The American hardwood industry has been very badly hit by the trade-war between the USA and China and exports have plummeted in 2019.
The result was that all American hardwood exporters have been flooding other markets trying to sell their lumber which resulted in fast most prices dropping 10 to 30 percent.
The US hardwood business always has been a supply-demand price driven business but prices in 2019 reaches such low levels that it is impossible to make any profit or, worse, even be break-even. I predicted in October 2018 that probably 20 percent of the American hardwood suppliers would not survive in 2019 but, surprisingly, that has not happened……..yet!
On purpose I write ‘yet’ because I am convinced that it will happened this year and it might be much worse than 20 percent.
So what can one do to counter the downfall of this industry?
We have been trading American hardwoods for close to 20 years and it always has surprised me how traditional (and stubborn) the US hardwood industry is. For example; almost all hardwood sawmills cut the logs based on the highest yield recovery which means they try to get the highest yield in FAS from the outer sides of the logs by rotating the log 90 degrees after each cut.
I would call this ‘rotation sawn’ whereas most European hardwood mills cut the whole log into boards regardless the grades which I would call ‘full though sawn’.
There is nothing wrong with ‘rotation sawn’ but it does mean that each board will have a different width which gets narrower when you cut closer to the centre of the logs.
Still nothing wrong with this practise. but here comes the tricky part; the NHLA allows invoiced widths to have substantial undersize.

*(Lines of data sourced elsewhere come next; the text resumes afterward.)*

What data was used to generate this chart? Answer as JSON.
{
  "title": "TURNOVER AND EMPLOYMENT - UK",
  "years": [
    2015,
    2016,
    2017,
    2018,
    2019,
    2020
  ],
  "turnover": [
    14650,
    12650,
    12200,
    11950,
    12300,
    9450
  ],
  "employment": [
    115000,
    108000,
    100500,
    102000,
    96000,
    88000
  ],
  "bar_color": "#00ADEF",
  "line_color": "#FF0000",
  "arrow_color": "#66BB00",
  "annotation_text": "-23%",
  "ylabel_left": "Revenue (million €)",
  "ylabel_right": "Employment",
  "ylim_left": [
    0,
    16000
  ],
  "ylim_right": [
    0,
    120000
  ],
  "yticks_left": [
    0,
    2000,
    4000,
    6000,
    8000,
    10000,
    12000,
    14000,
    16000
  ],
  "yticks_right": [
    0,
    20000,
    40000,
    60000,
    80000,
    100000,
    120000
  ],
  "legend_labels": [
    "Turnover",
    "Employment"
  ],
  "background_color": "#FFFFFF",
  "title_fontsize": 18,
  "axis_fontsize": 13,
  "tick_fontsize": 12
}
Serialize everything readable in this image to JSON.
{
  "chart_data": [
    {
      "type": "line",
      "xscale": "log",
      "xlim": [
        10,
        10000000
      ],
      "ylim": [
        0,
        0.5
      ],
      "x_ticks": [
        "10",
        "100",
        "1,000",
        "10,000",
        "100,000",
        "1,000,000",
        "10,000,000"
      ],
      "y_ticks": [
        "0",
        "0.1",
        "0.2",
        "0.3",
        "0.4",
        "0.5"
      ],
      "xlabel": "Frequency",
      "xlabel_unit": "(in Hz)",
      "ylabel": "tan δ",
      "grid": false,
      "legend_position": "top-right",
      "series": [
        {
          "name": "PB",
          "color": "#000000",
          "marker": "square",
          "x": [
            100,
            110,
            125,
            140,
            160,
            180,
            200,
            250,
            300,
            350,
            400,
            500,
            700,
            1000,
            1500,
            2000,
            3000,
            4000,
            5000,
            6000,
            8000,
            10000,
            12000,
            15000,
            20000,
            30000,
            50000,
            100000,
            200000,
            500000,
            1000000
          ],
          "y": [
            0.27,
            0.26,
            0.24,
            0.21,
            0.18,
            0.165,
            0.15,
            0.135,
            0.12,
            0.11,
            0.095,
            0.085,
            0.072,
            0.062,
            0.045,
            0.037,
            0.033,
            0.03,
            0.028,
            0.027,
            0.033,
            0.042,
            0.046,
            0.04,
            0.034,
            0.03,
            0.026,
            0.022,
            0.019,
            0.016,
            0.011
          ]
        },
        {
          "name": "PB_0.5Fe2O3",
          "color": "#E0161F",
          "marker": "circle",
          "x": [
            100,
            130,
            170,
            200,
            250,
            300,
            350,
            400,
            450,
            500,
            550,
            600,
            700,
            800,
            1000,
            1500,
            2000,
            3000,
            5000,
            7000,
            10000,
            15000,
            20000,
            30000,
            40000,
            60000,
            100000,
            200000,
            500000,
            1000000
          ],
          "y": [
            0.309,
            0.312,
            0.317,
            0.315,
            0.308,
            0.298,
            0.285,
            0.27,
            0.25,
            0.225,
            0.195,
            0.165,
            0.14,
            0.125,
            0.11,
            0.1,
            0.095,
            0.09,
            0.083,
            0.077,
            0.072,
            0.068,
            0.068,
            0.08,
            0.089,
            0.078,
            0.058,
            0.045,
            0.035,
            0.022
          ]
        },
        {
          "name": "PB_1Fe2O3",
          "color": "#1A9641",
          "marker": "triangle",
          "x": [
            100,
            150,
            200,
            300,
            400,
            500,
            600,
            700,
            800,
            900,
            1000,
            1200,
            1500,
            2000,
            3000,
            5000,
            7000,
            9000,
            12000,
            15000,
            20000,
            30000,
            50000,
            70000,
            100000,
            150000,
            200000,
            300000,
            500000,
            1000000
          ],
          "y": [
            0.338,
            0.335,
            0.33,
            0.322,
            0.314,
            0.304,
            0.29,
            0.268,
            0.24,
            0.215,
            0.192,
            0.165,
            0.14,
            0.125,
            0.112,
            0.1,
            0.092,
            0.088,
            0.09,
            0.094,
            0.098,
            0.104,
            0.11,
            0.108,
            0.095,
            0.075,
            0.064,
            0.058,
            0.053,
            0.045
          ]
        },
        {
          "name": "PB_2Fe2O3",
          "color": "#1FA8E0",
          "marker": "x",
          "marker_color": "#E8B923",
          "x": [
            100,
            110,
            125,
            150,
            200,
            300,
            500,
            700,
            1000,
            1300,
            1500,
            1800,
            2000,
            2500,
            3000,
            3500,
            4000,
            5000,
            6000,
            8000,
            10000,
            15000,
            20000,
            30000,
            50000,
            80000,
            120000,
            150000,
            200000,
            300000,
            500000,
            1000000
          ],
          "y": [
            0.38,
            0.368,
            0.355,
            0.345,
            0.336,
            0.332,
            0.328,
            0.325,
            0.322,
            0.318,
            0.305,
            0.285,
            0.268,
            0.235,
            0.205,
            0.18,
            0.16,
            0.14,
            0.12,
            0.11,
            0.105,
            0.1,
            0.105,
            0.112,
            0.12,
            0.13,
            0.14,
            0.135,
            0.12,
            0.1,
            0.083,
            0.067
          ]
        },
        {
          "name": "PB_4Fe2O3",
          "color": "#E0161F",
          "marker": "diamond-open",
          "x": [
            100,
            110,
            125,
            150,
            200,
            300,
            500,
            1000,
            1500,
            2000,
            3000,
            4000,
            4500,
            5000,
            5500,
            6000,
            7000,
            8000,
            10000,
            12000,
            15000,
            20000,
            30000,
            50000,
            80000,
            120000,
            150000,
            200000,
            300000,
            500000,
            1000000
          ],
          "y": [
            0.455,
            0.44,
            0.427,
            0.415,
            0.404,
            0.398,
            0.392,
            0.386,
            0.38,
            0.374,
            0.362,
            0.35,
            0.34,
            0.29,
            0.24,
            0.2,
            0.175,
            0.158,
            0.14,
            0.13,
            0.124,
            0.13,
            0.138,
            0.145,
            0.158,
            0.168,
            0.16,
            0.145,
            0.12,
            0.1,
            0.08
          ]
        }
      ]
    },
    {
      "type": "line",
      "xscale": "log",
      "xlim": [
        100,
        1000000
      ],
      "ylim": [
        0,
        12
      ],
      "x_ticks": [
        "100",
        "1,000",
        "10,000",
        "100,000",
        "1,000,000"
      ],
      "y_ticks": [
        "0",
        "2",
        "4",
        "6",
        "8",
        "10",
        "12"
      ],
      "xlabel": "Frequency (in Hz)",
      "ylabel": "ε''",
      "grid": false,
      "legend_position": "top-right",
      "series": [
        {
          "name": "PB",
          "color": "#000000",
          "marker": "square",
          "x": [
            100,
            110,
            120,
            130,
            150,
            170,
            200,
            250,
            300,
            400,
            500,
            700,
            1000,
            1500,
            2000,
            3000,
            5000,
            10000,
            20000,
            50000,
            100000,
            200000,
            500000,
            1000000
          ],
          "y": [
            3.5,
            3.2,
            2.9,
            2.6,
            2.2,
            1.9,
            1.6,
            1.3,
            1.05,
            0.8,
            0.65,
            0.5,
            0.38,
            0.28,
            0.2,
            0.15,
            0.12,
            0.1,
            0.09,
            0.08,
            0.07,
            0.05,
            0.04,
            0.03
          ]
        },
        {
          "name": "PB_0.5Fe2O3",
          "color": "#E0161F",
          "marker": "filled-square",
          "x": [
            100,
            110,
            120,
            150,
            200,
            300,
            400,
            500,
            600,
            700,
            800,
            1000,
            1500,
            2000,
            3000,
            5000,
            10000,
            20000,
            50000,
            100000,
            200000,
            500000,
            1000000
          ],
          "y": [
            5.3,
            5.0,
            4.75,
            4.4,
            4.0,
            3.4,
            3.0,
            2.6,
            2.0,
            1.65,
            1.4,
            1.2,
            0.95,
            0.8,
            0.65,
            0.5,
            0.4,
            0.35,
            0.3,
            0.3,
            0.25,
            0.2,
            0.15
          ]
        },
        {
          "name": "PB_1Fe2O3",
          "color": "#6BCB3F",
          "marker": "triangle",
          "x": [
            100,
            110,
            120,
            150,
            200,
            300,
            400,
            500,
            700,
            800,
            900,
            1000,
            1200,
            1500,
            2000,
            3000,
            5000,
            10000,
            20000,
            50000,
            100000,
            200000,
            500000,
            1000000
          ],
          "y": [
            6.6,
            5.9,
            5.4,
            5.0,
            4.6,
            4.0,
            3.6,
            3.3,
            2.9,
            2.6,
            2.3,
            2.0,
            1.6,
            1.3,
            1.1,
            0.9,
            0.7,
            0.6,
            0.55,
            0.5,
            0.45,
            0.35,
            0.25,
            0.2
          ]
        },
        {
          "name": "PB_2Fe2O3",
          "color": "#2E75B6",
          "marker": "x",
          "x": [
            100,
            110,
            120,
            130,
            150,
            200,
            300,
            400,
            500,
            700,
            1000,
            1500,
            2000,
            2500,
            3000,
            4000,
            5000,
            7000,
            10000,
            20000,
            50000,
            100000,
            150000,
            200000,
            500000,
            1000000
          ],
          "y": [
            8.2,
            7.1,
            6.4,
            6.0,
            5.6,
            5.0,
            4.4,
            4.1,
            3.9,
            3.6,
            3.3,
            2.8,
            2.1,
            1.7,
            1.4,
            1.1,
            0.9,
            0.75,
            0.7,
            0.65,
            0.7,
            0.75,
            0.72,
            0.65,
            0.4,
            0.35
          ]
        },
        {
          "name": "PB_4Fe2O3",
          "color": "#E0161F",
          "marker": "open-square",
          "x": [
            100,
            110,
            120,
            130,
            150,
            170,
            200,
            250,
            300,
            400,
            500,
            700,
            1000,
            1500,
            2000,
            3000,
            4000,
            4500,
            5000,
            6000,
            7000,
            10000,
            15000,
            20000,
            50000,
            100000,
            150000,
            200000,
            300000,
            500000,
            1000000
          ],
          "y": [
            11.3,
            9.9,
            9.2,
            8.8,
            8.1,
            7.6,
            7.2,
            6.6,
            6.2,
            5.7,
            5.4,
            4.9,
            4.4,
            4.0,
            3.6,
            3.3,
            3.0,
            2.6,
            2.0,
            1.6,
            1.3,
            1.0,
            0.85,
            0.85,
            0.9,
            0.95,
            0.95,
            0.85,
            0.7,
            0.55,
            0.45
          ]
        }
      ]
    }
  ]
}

For example, a board which is invoiced as 6” can actually measure anywhere from 5.5” to 6.5”. So, an actual 5.7” board is invoiced as 6” and the same for a 6.3” board.
I have asked a few of our regular suppliers what is the origin of this practise, but none were able to provide any answer.
I asked the NHLA the same and they too were unable to come with any reason except referring to the NHLA Rules Book. Of course, all suppliers will tell you that this measure ‘is fair’ because you will get an equal number of ‘under-width’ boards and ‘over-width’ boards. Our experience however is that many mills will supply more ‘under-width’ than ‘over-width’ boards and past on-site measurements resulted in a three to six percent advantage for the sawmills.
Why don't American sawmillers ask what the market really wants? I can guarantee you that most furniture, flooring and engineered doors manufacturers would prefer that all lumber is measured and sorted ‘full-to-width’ so for example a 6” board can actually be 6” to 6.9”.
This makes the material selection in the production process much easier. And I estimate that 80 percent of the export markets are using metric measurement, so why not change to metric instead of imperial?
I have these questions to many suppliers over the years and their answers is always the same; “my grandfather and father has been cutting like this so I continued doing the same”. My standard answer to them was and still is, “and your son will be out of a job because your unwillingness to change”.